Thursday, October 7, 2010

City Fiscal Conditions in 2010

Cities’ finances continue to weaken under the strain of the recession, resulting in cities being less able to meet their fiscal needs in 2011 and beyond. According to the National League of Cities’ annual report on cities’ fiscal conditions, financial officers report the largest spending cuts and loss of revenue in the 25-year history of the survey.

In the research brief, "City Fiscal Conditions in 2010", 87% of city finance officers report their cities are worse off financially than in 2009. City revenues - as generated in property, sales, and income taxes - will decline -3.2% in inflation-adjusted dollars according to finance officers. To compensate, city officials are cutting back spending, with expenditures declining by -2.3%. These are the largest cutbacks in spending in the history of the survey and the fourth year in a row that revenue declined.

Financial pressures are forcing cities to layoff workers (79%), delay or cancel capital infrastructure projects (69%), and modify health benefits (34%). There were also significant increases in the number of officers reporting across-the-board services cuts (25%) and public safety cuts (25%). Public safety is usually reduced only as a last resort option.

“This historic recession has forced city officials to make difficult decisions that impact the social and economic fabric of their communities,” said Ronald O. Loveridge, mayor of Riverside, CA and president of NLC. He continued, “This recession is making city officials fundamentally rethink and repurpose the provision of services in their communities. Some are innovating and finding creative solutions but, regrettably, without the necessary resources, cities will continue to have a difficult time assisting their residents through these trying economic times.”

The ongoing weakness in the housing market, along with poor retail sales, has reduced the available revenue by significant margins. The responses from the finance officers clearly illustrate that the effects of the economic crash are intensifying in cities. Because most tax revenue is collected at specific points during the year, and since it takes time for housing assessments to catch up to current values, cities will still be feeling the full effect of the downturn in 2011. The national economy’s slow recovery to date also means the recession’s effects will potentially linger in cities for several more years.

“These stark numbers continue the trend we’ve been seeing for the past several years: lower revenue and reduced services at a time when there is an increased demand for services,” said co-author Christopher Hoene, director of the Center for Research and Innovation for the National League of Cities.
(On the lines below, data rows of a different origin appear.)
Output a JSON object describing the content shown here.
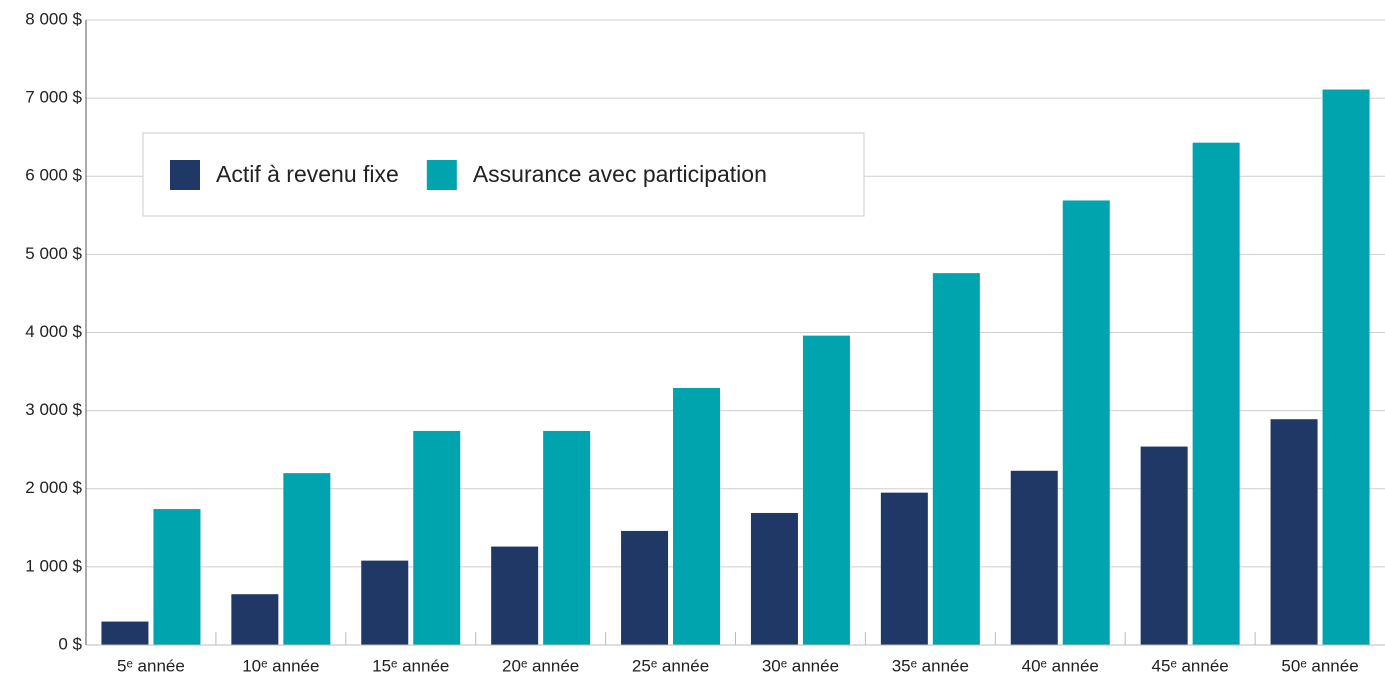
{
  "chart_data": {
    "type": "bar",
    "categories": [
      "5ᵉ année",
      "10ᵉ année",
      "15ᵉ année",
      "20ᵉ année",
      "25ᵉ année",
      "30ᵉ année",
      "35ᵉ année",
      "40ᵉ année",
      "45ᵉ année",
      "50ᵉ année"
    ],
    "series": [
      {
        "name": "Actif à revenu fixe",
        "color": "#1f3866",
        "values": [
          300,
          650,
          1080,
          1260,
          1460,
          1690,
          1950,
          2230,
          2540,
          2890
        ]
      },
      {
        "name": "Assurance avec participation",
        "color": "#00a4ae",
        "values": [
          1740,
          2200,
          2740,
          2740,
          3290,
          3960,
          4760,
          5690,
          6430,
          7110
        ]
      }
    ],
    "ylim": [
      0,
      8000
    ],
    "yticks": [
      {
        "value": 0,
        "label": "0 $"
      },
      {
        "value": 1000,
        "label": "1 000 $"
      },
      {
        "value": 2000,
        "label": "2 000 $"
      },
      {
        "value": 3000,
        "label": "3 000 $"
      },
      {
        "value": 4000,
        "label": "4 000 $"
      },
      {
        "value": 5000,
        "label": "5 000 $"
      },
      {
        "value": 6000,
        "label": "6 000 $"
      },
      {
        "value": 7000,
        "label": "7 000 $"
      },
      {
        "value": 8000,
        "label": "8 000 $"
      }
    ],
    "grid": true,
    "legend": "upper left"
  }
}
He continued, “Unfortunately, because of the loss in revenue, cities will face even more difficult circumstances in the months, if not years, to come.”

Cities have been forced to confront low consumer spending, unemployment, and cuts in state aid that have severely affected the types of services and the manner in which they are offered by cities. In response, many cities are revisiting the range of services provided and looking for new service-delivery models in order to balance budgets and minimize the impacts of cuts on residents.

“While certain segments of the economy may be under recovery, cities as a whole are not yet experiencing growth,” said co-author Michael A. Pagano, dean of the College of Urban Planning and Public Affairs at the University of Illinois at Chicago. He continued, “As a consequence, cities are facing very serious financial hurdles right now in providing basic public services.”

NLC conducts the survey each year in partnership with the University of Illinois at Chicago’s College of Urban Planning and Public Affairs, a nationally recognized innovator in education, research, and engagement in support of the nation’s cities and metropolitan areas. Michael A. Pagano, Dean of the College, has helped conduct the survey and author the report since 1991.

The National League of Cities is the nation’s oldest and largest organization devoted to strengthening and promoting cities as centers of opportunity, leadership and governance. NLC is a resource and advocate for 19,000 cities, towns and villages, representing more than 218 million Americans.

Through its Center for Research and Innovation, NLC develops, conducts and reports research on issues affecting cities and towns. The Center assists cities and their leaders to implement innovative practices by providing qualified information and technical assistance.

List of Responding Cities CLICK HERE

1 comment:

  1. If you go to this link and click on the list of cities that responded, Commerce City is not one of them. If they are so damn financially stable and Flannery is such a rock star that he goes to Germany, why didn't they respond to the NLC survey about the city's finances? So stupid.